Comment 13 PaX Team 2014-07-24 21:32:48 UTC

this doesn't look like a problem triggered by a grsec feature (e.g., size overflow is disabled as are other plugin based features). it's either a vanilla kernel bug or perhaps a bad backport from upstream. either way, testing vanilla at least until it reproduces the problem (or works fine for more than what would already make the grsec kernel fail) would be helpful. also try 3.15.x to have another data point

Comment 14 Anthony Basile gentoo-dev

2014-09-14 00:42:27 UTC

(In reply to PaX Team from comment #13)
> this doesn't look like a problem triggered by a grsec feature (e.g., size
> overflow is disabled as are other plugin based features). it's either a
> vanilla kernel bug or perhaps a bad backport from upstream. either way,
> testing vanilla at least until it reproduces the problem (or works fine for
> more than what would already make the grsec kernel fail) would be helpful.
> also try 3.15.x to have another data point

@satmd.  Did you try any of the above?

Comment 15 satmd 2014-09-15 13:37:32 UTC

Sorry for my late reply.

I worked around the problem only with a cron job that resets my ipv6 tunnel once per night.
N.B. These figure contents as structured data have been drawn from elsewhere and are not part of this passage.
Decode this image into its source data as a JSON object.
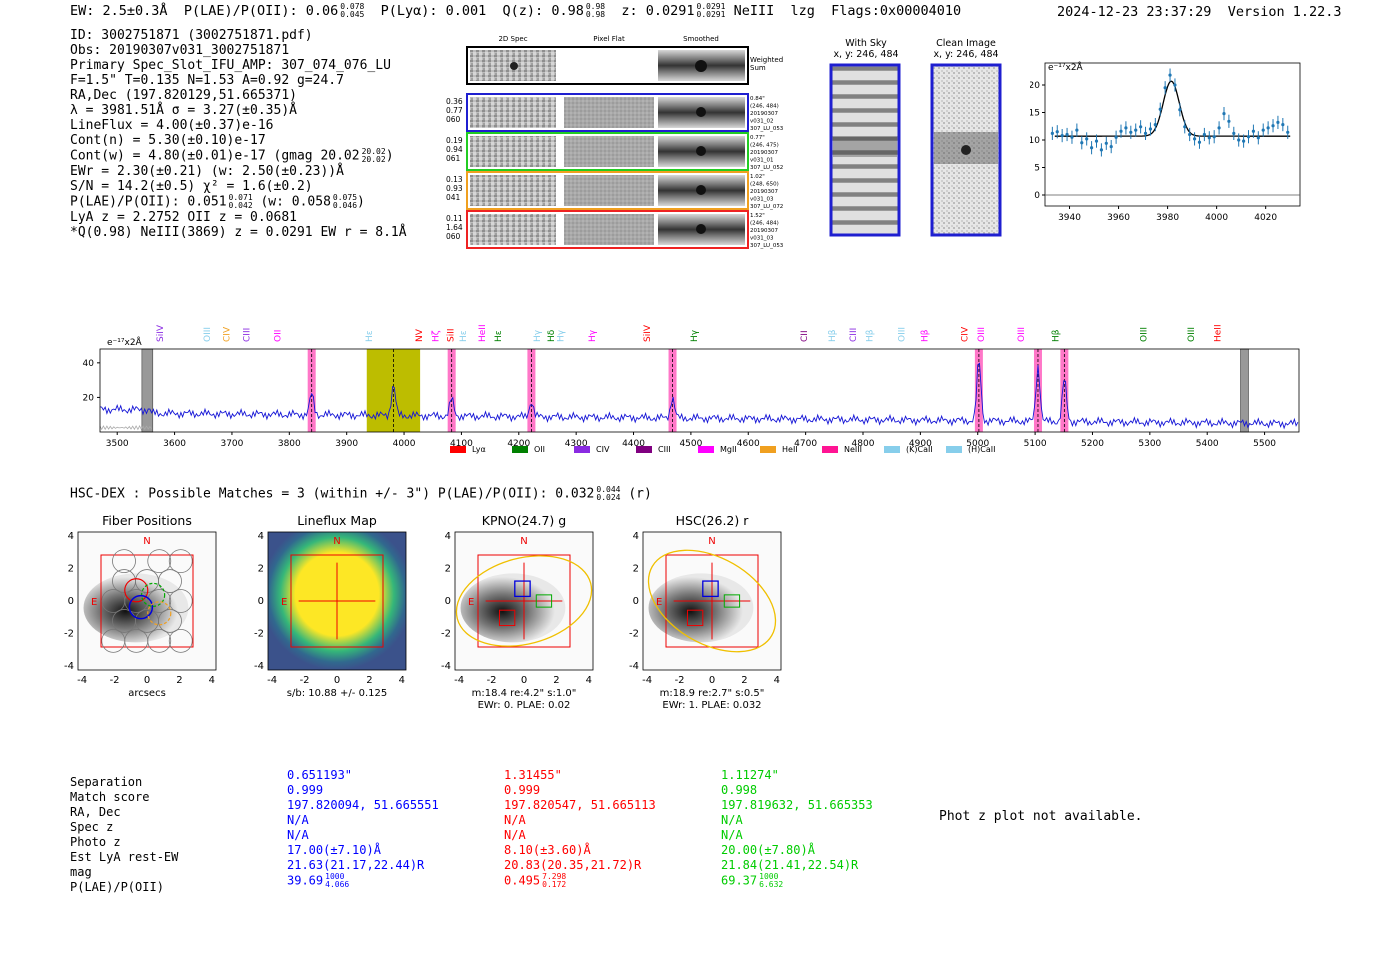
{
  "header": {
    "ew": "EW: 2.5±0.3Å",
    "plae_label": "P(LAE)/P(OII): 0.06",
    "plae_hi": "0.078",
    "plae_lo": "0.045",
    "plya": "P(Lyα): 0.001",
    "qz_label": "Q(z): 0.98",
    "qz_hi": "0.98",
    "qz_lo": "0.98",
    "z_label": "z: 0.0291",
    "z_hi": "0.0291",
    "z_lo": "0.0291",
    "line": "NeIII",
    "lzg": "lzg",
    "flags": "Flags:0x00004010",
    "timestamp": "2024-12-23 23:37:29",
    "version": "Version 1.22.3"
  },
  "info": {
    "lines": [
      "ID: 3002751871 (3002751871.pdf)",
      "Obs: 20190307v031_3002751871",
      "Primary Spec_Slot_IFU_AMP: 307_074_076_LU",
      "F=1.5\"  T=0.135  N=1.53  A=0.92  g=24.7",
      "RA,Dec (197.820129,51.665371)",
      "λ = 3981.51Å  σ = 3.27(±0.35)Å",
      "LineFlux = 4.00(±0.37)e-16",
      "Cont(n) = 5.30(±0.10)e-17"
    ],
    "contw": "Cont(w) = 4.80(±0.01)e-17 (gmag 20.02",
    "contw_hi": "20.02",
    "contw_lo": "20.02",
    "contw_end": ")",
    "ewr": "EWr = 2.30(±0.21) (w: 2.50(±0.23))Å",
    "sn": "S/N = 14.2(±0.5)  χ² = 1.6(±0.2)",
    "plae": "P(LAE)/P(OII): 0.051",
    "plae_hi": "0.071",
    "plae_lo": "0.042",
    "plae_w": "(w: 0.058",
    "plae_w_hi": "0.075",
    "plae_w_lo": "0.046",
    "plae_end": ")",
    "lyaz": "LyA z = 2.2752   OII z = 0.0681",
    "qline": "*Q(0.98) NeIII(3869) z = 0.0291  EW r = 8.1Å"
  },
  "cutouts": {
    "col_labels": [
      "2D Spec",
      "Pixel Flat",
      "Smoothed"
    ],
    "weighted_label": "Weighted Sum",
    "rows": [
      {
        "left": [
          "0.36",
          "0.77",
          "060"
        ],
        "right": [
          "0.84\"",
          "(246, 484)",
          "20190307",
          "v031_02",
          "307_LU_053"
        ],
        "color": "#1f1fd0"
      },
      {
        "left": [
          "0.19",
          "0.94",
          "061"
        ],
        "right": [
          "0.77\"",
          "(246, 475)",
          "20190307",
          "v031_01",
          "307_LU_052"
        ],
        "color": "#22cc22"
      },
      {
        "left": [
          "0.13",
          "0.93",
          "041"
        ],
        "right": [
          "1.02\"",
          "(248, 650)",
          "20190307",
          "v031_03",
          "307_LU_072"
        ],
        "color": "#f0a020"
      },
      {
        "left": [
          "0.11",
          "1.64",
          "060"
        ],
        "right": [
          "1.52\"",
          "(246, 484)",
          "20190307",
          "v031_03",
          "307_LU_053"
        ],
        "color": "#ee2222"
      }
    ],
    "with_sky": [
      "With Sky",
      "x, y: 246, 484"
    ],
    "clean": [
      "Clean Image",
      "x, y: 246, 484"
    ]
  },
  "fit_chart": {
    "type": "scatter",
    "unit_label": "e⁻¹⁷x2Å",
    "xlim": [
      3930,
      4034
    ],
    "ylim": [
      -2,
      24
    ],
    "xticks": [
      3940,
      3960,
      3980,
      4000,
      4020
    ],
    "yticks": [
      0,
      5,
      10,
      15,
      20
    ],
    "center": 3981.5,
    "sigma": 3.27,
    "amp": 10,
    "base": 10.7,
    "x": [
      3933,
      3935,
      3937,
      3939,
      3941,
      3943,
      3945,
      3947,
      3949,
      3951,
      3953,
      3955,
      3957,
      3959,
      3961,
      3963,
      3965,
      3967,
      3969,
      3971,
      3973,
      3975,
      3977,
      3979,
      3981,
      3983,
      3985,
      3987,
      3989,
      3991,
      3993,
      3995,
      3997,
      3999,
      4001,
      4003,
      4005,
      4007,
      4009,
      4011,
      4013,
      4015,
      4017,
      4019,
      4021,
      4023,
      4025,
      4027,
      4029
    ],
    "y": [
      11.2,
      11.5,
      10.8,
      11.0,
      10.5,
      11.8,
      9.5,
      10.2,
      8.6,
      9.8,
      8.2,
      9.4,
      8.8,
      10.5,
      11.6,
      12.2,
      11.4,
      11.8,
      12.4,
      11.2,
      12.0,
      12.8,
      15.6,
      19.5,
      21.8,
      20.0,
      15.5,
      12.4,
      11.0,
      10.2,
      9.6,
      11.0,
      10.4,
      10.6,
      12.2,
      14.8,
      13.4,
      11.2,
      10.0,
      9.8,
      10.6,
      11.6,
      10.4,
      11.8,
      12.2,
      12.6,
      13.2,
      12.8,
      11.4
    ]
  },
  "spectrum": {
    "unit_label": "e⁻¹⁷x2Å",
    "xlim": [
      3470,
      5560
    ],
    "ylim": [
      0,
      48
    ],
    "xticks": [
      3500,
      3600,
      3700,
      3800,
      3900,
      4000,
      4100,
      4200,
      4300,
      4400,
      4500,
      4600,
      4700,
      4800,
      4900,
      5000,
      5100,
      5200,
      5300,
      5400,
      5500
    ],
    "yticks": [
      20,
      40
    ],
    "obs_line": 3981.5,
    "yellow_band": [
      3935,
      4028
    ],
    "gray_bands": [
      [
        3543,
        3562
      ],
      [
        5458,
        5472
      ]
    ],
    "pink_lines": [
      3839,
      4083,
      4222,
      4468,
      5002,
      5105,
      5151
    ],
    "peaks": [
      [
        3839,
        12
      ],
      [
        3981.5,
        18
      ],
      [
        4083,
        10
      ],
      [
        4222,
        9
      ],
      [
        4468,
        12
      ],
      [
        5002,
        35
      ],
      [
        5105,
        32
      ],
      [
        5151,
        25
      ]
    ],
    "labels_row1": [
      {
        "x": 3550,
        "t": "SiIV",
        "c": "#8a2be2"
      },
      {
        "x": 3610,
        "t": "OIII",
        "c": "#87ceeb"
      },
      {
        "x": 3635,
        "t": "CIV",
        "c": "#f0a020"
      },
      {
        "x": 3660,
        "t": "CIII",
        "c": "#8a2be2"
      },
      {
        "x": 3700,
        "t": "OII",
        "c": "#ff00ff"
      },
      {
        "x": 3816,
        "t": "Hε",
        "c": "#87ceeb"
      },
      {
        "x": 3880,
        "t": "NV",
        "c": "#ff0000"
      },
      {
        "x": 3901,
        "t": "Hζ",
        "c": "#ff00ff"
      },
      {
        "x": 3920,
        "t": "SiII",
        "c": "#ff0000"
      },
      {
        "x": 3936,
        "t": "Hε",
        "c": "#87ceeb"
      },
      {
        "x": 3960,
        "t": "HeII",
        "c": "#ff00ff"
      },
      {
        "x": 3980,
        "t": "Hε",
        "c": "#008000"
      },
      {
        "x": 4030,
        "t": "Hγ",
        "c": "#87ceeb"
      },
      {
        "x": 4048,
        "t": "Hδ",
        "c": "#008000"
      },
      {
        "x": 4060,
        "t": "Hγ",
        "c": "#87ceeb"
      },
      {
        "x": 4100,
        "t": "Hγ",
        "c": "#ff00ff"
      },
      {
        "x": 4170,
        "t": "SiIV",
        "c": "#ff0000"
      },
      {
        "x": 4230,
        "t": "Hγ",
        "c": "#008000"
      },
      {
        "x": 4370,
        "t": "CII",
        "c": "#800080"
      },
      {
        "x": 4405,
        "t": "Hβ",
        "c": "#87ceeb"
      },
      {
        "x": 4432,
        "t": "CIII",
        "c": "#8a2be2"
      },
      {
        "x": 4453,
        "t": "Hβ",
        "c": "#87ceeb"
      },
      {
        "x": 4494,
        "t": "OIII",
        "c": "#87ceeb"
      },
      {
        "x": 4523,
        "t": "Hβ",
        "c": "#ff00ff"
      },
      {
        "x": 4574,
        "t": "CIV",
        "c": "#ff0000"
      },
      {
        "x": 4595,
        "t": "OIII",
        "c": "#ff00ff"
      },
      {
        "x": 4646,
        "t": "OIII",
        "c": "#ff00ff"
      },
      {
        "x": 4690,
        "t": "Hβ",
        "c": "#008000"
      },
      {
        "x": 4802,
        "t": "OIII",
        "c": "#008000"
      },
      {
        "x": 4862,
        "t": "OIII",
        "c": "#008000"
      },
      {
        "x": 4896,
        "t": "HeII",
        "c": "#ff0000"
      }
    ],
    "legend": [
      {
        "name": "Lyα",
        "c": "#ff0000"
      },
      {
        "name": "OII",
        "c": "#008000"
      },
      {
        "name": "CIV",
        "c": "#8a2be2"
      },
      {
        "name": "CIII",
        "c": "#800080"
      },
      {
        "name": "MgII",
        "c": "#ff00ff"
      },
      {
        "name": "HeII",
        "c": "#f0a020"
      },
      {
        "name": "NeIII",
        "c": "#ff1493"
      },
      {
        "name": "(K)CaII",
        "c": "#87ceeb"
      },
      {
        "name": "(H)CaII",
        "c": "#87ceeb"
      }
    ]
  },
  "hsc": {
    "title": "HSC-DEX : Possible Matches = 3 (within +/- 3\")  P(LAE)/P(OII): 0.032",
    "hi": "0.044",
    "lo": "0.024",
    "end": "(r)"
  },
  "stamps": [
    {
      "title": "Fiber Positions",
      "sub1": "arcsecs",
      "sub2": ""
    },
    {
      "title": "Lineflux Map",
      "sub1": "s/b: 10.88 +/- 0.125",
      "sub2": ""
    },
    {
      "title": "KPNO(24.7) g",
      "sub1": "m:18.4  re:4.2\"  s:1.0\"",
      "sub2": "EWr: 0. PLAE: 0.02"
    },
    {
      "title": "HSC(26.2) r",
      "sub1": "m:18.9  re:2.7\"  s:0.5\"",
      "sub2": "EWr: 1. PLAE: 0.032"
    }
  ],
  "stamp_axis": {
    "ticks": [
      "-4",
      "-2",
      "0",
      "2",
      "4"
    ],
    "n": "N",
    "e": "E"
  },
  "table": {
    "labels": [
      "Separation",
      "Match score",
      "RA, Dec",
      "Spec z",
      "Photo z",
      "Est LyA rest-EW",
      "mag",
      "P(LAE)/P(OII)"
    ],
    "cols": [
      {
        "color": "#0000ff",
        "vals": [
          "0.651193\"",
          "0.999",
          "197.820094, 51.665551",
          "N/A",
          "N/A",
          "17.00(±7.10)Å",
          "21.63(21.17,22.44)R"
        ],
        "plae": "39.69",
        "hi": "1000",
        "lo": "4.066"
      },
      {
        "color": "#ff0000",
        "vals": [
          "1.31455\"",
          "0.999",
          "197.820547, 51.665113",
          "N/A",
          "N/A",
          "8.10(±3.60)Å",
          "20.83(20.35,21.72)R"
        ],
        "plae": "0.495",
        "hi": "7.298",
        "lo": "0.172"
      },
      {
        "color": "#00cc00",
        "vals": [
          "1.11274\"",
          "0.998",
          "197.819632, 51.665353",
          "N/A",
          "N/A",
          "20.00(±7.80)Å",
          "21.84(21.41,22.54)R"
        ],
        "plae": "69.37",
        "hi": "1000",
        "lo": "6.632"
      }
    ],
    "photz_note": "Phot z plot not available."
  }
}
I've upgraded to hardened-kernel 3.16.2 recently and did not have the problem any more (yet).

I'd rather be happy with the problem disappearing now than risking more downtime for the services.

I'd be fine if we closed the bug since we can't easily reproduce the problem and maybe reopen if it ever happens again.

The problem appeared since 2.6.38 but always sporadically ranging from every 20 minutes to once in a few weeks.

I've ordered a new server and if you insist on looking into the problem some more, I can experiment more with the old server when I tranferred my important stuff over to the new one.

Comment 16 Anthony Basile gentoo-dev

2014-11-29 13:25:58 UTC

(In reply to satmd from comment #15)
> Sorry for my late reply.
> 
> I worked around the problem only with a cron job that resets my ipv6 tunnel
> once per night.
> 
> I've upgraded to hardened-kernel 3.16.2 recently and did not have the
> problem any more (yet).
> 
> I'd rather be happy with the problem disappearing now than risking more
> downtime for the services.
> 
> I'd be fine if we closed the bug since we can't easily reproduce the problem
> and maybe reopen if it ever happens again.
> 
> The problem appeared since 2.6.38 but always sporadically ranging from every
> 20 minutes to once in a few weeks.
> 
> I've ordered a new server and if you insist on looking into the problem some
> more, I can experiment more with the old server when I tranferred my
> important stuff over to the new one.

We didn't really nail this, but given that its probably not a hardened-sources problem and that you're not reproducing it, I'm closing this.  Feel free to reopen if you get more info for us.